The twins ran home to fetch their 13-year old brother Thomas, and the three of them returned to the bridge a half-hour later.  The body was not there.  They easily followed its freshly-laid tracks through the snow, along the bank of Wills Creek to a small cave, known to the local kids as "the cave."  Thomas went in first.  They had no torch to light the way, so they stopped about fifteen feet into the cave and waited for their eyes to adjust, straining to see by the ambient light from outside. That's when they heard it.  It couldn't have been but a foot in front of poor Thomas.  Labored, slurping, gurgling breaths.  He turned to accuse his little brothers of putting him on, but the wide-eyed horror on their faces told him that was not the case.  When Thomas turned back to face the sound, the pale dead face of Hobo Zero emerged from the blackness, gasped and growled and lunged forward, all eleven of its teeth reaching for the boy's face.

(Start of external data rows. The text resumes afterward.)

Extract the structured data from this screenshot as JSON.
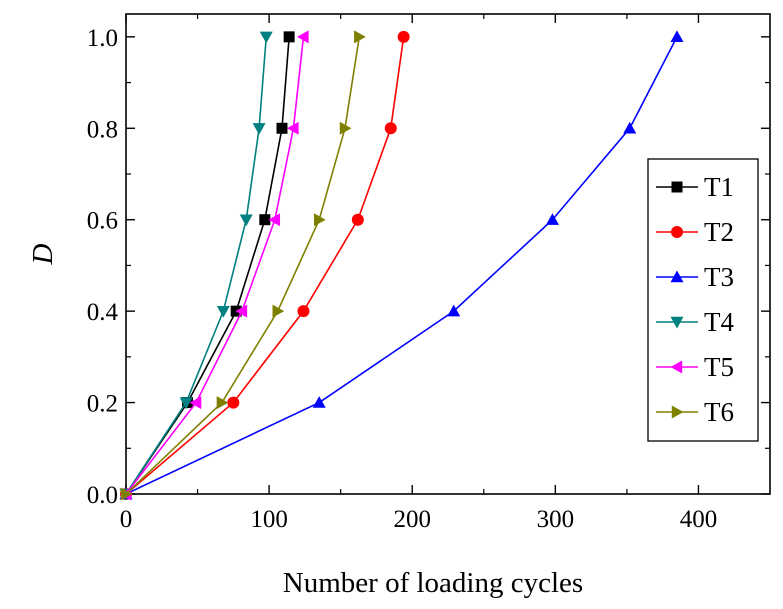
{
  "chart_data": {
    "type": "line",
    "xlabel": "Number of loading cycles",
    "ylabel": "D",
    "xlim": [
      0,
      450
    ],
    "ylim": [
      0,
      1.05
    ],
    "x_ticks": [
      0,
      100,
      200,
      300,
      400
    ],
    "x_tick_labels": [
      "0",
      "100",
      "200",
      "300",
      "400"
    ],
    "y_ticks": [
      0.0,
      0.2,
      0.4,
      0.6,
      0.8,
      1.0
    ],
    "y_tick_labels": [
      "0.0",
      "0.2",
      "0.4",
      "0.6",
      "0.8",
      "1.0"
    ],
    "grid": false,
    "legend_position": "right",
    "series": [
      {
        "name": "T1",
        "color": "#000000",
        "marker": "square",
        "x": [
          0,
          43,
          77,
          97,
          109,
          114
        ],
        "y": [
          0,
          0.2,
          0.4,
          0.6,
          0.8,
          1.0
        ]
      },
      {
        "name": "T2",
        "color": "#ff0000",
        "marker": "circle",
        "x": [
          0,
          75,
          124,
          162,
          185,
          194
        ],
        "y": [
          0,
          0.2,
          0.4,
          0.6,
          0.8,
          1.0
        ]
      },
      {
        "name": "T3",
        "color": "#0000ff",
        "marker": "triangle-up",
        "x": [
          0,
          135,
          229,
          298,
          352,
          385
        ],
        "y": [
          0,
          0.2,
          0.4,
          0.6,
          0.8,
          1.0
        ]
      },
      {
        "name": "T4",
        "color": "#008080",
        "marker": "triangle-down",
        "x": [
          0,
          42,
          68,
          84,
          93,
          98
        ],
        "y": [
          0,
          0.2,
          0.4,
          0.6,
          0.8,
          1.0
        ]
      },
      {
        "name": "T5",
        "color": "#ff00ff",
        "marker": "triangle-left",
        "x": [
          0,
          49,
          81,
          104,
          117,
          124
        ],
        "y": [
          0,
          0.2,
          0.4,
          0.6,
          0.8,
          1.0
        ]
      },
      {
        "name": "T6",
        "color": "#808000",
        "marker": "triangle-right",
        "x": [
          0,
          67,
          106,
          135,
          153,
          163
        ],
        "y": [
          0,
          0.2,
          0.4,
          0.6,
          0.8,
          1.0
        ]
      }
    ]
  }
}
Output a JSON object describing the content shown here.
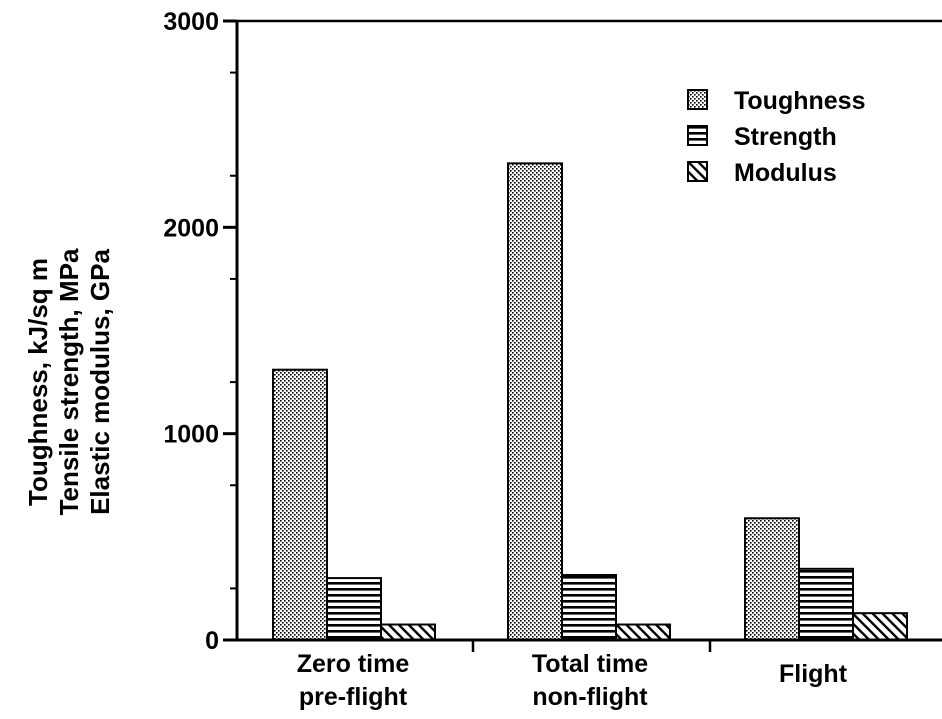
{
  "chart_data": {
    "type": "bar",
    "categories": [
      [
        "Zero time",
        "pre-flight"
      ],
      [
        "Total time",
        "non-flight"
      ],
      [
        "Flight"
      ]
    ],
    "series": [
      {
        "name": "Toughness",
        "values": [
          1310,
          2310,
          590
        ],
        "pattern": "dots"
      },
      {
        "name": "Strength",
        "values": [
          300,
          315,
          345
        ],
        "pattern": "hlines"
      },
      {
        "name": "Modulus",
        "values": [
          75,
          75,
          130
        ],
        "pattern": "diag"
      }
    ],
    "ylabel": [
      "Toughness, kJ/sq m",
      "Tensile strength, MPa",
      "Elastic modulus, GPa"
    ],
    "xlabel": "",
    "ylim": [
      0,
      3000
    ],
    "yticks": [
      "0",
      "1000",
      "2000",
      "3000"
    ],
    "grid": false,
    "legend_position": "top-right"
  }
}
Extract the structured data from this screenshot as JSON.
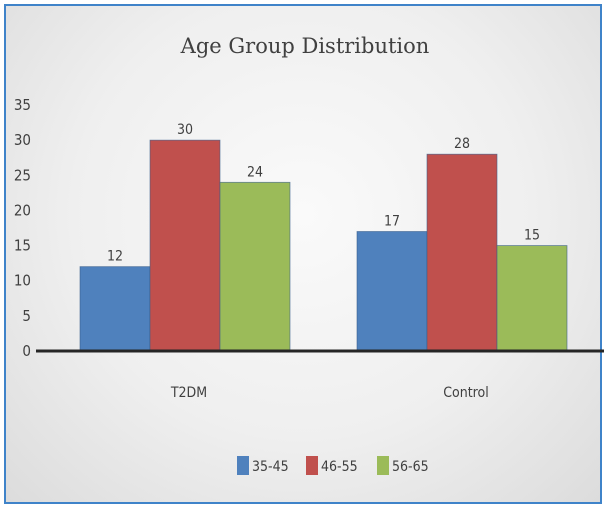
{
  "chart_data": {
    "type": "bar",
    "title": "Age Group Distribution",
    "categories": [
      "T2DM",
      "Control"
    ],
    "series": [
      {
        "name": "35-45",
        "values": [
          12,
          17
        ],
        "color": "#4f81bd"
      },
      {
        "name": "46-55",
        "values": [
          30,
          28
        ],
        "color": "#c0504d"
      },
      {
        "name": "56-65",
        "values": [
          24,
          15
        ],
        "color": "#9bbb59"
      }
    ],
    "ylim": [
      0,
      35
    ],
    "yticks": [
      0,
      5,
      10,
      15,
      20,
      25,
      30,
      35
    ],
    "grid": false,
    "data_labels": true,
    "legend": "bottom"
  }
}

The McTavish brothers' screams brought the town to life, first the mothers, then the fathers.  Led by the local Constable, all the men in Hyndman - and their dogs - tracked the undead hobo for days, but never found him.


The other credible eyewitness account of a Hobo Zero sighting came some four years later, in the summer of 1931, when hobo Dan'l Dinsmore Tackadoo ran afoul of the wandering dead man in a track-side garbage dump near Cincinnati.  Dan'l Dinsmore Tackadoo's testimony is considered solid on account of his reputation for honesty.  He described - consistently and repeatedly over several decades - hearing a dog barking, then yelping, then crying near the Pennsylvania RR freight yard.  He told of following the waning whimpers into the adjacent trash dump until he came upon a particularly raggedy hobo, hunched over the eviscerated remains of a fat Saint Bernard.  

Tackadoo reported vomiting before he could say a word to the man, who lurched to his feet and turned, bloody canine entrails dangling from his rotting mouth, and snarled at him, sounding like a grizzly bear.  Hobo Zero lunged at him, but Tackadoo swore he landed a mighty right hook on the dead man's left cheek.  He said his fist went through Zero's face, taking his lower jawbone with it, but the zombie only paused to stare at his wayward bone for a moment, then came at him again.  Dan'l turned and ran, found a group of men at the yard's east tower, eventually convinced them that his story was worth investigating and returned to the dump with them, the yard inspector and a city cop.


They found most of the dog and a trail of bloody footprints, and again a search was launched, complete with a pack of hounds with vengeance on their minds.  Again, Hobo Zero was not found.


By then, the zombie tramp's legend was commonly known among the hoboes, so they had no problem believing Tackadoo.  "Why would I lie about something like that?" he would ask, and they would nod in agreement.  Indeed, why would he?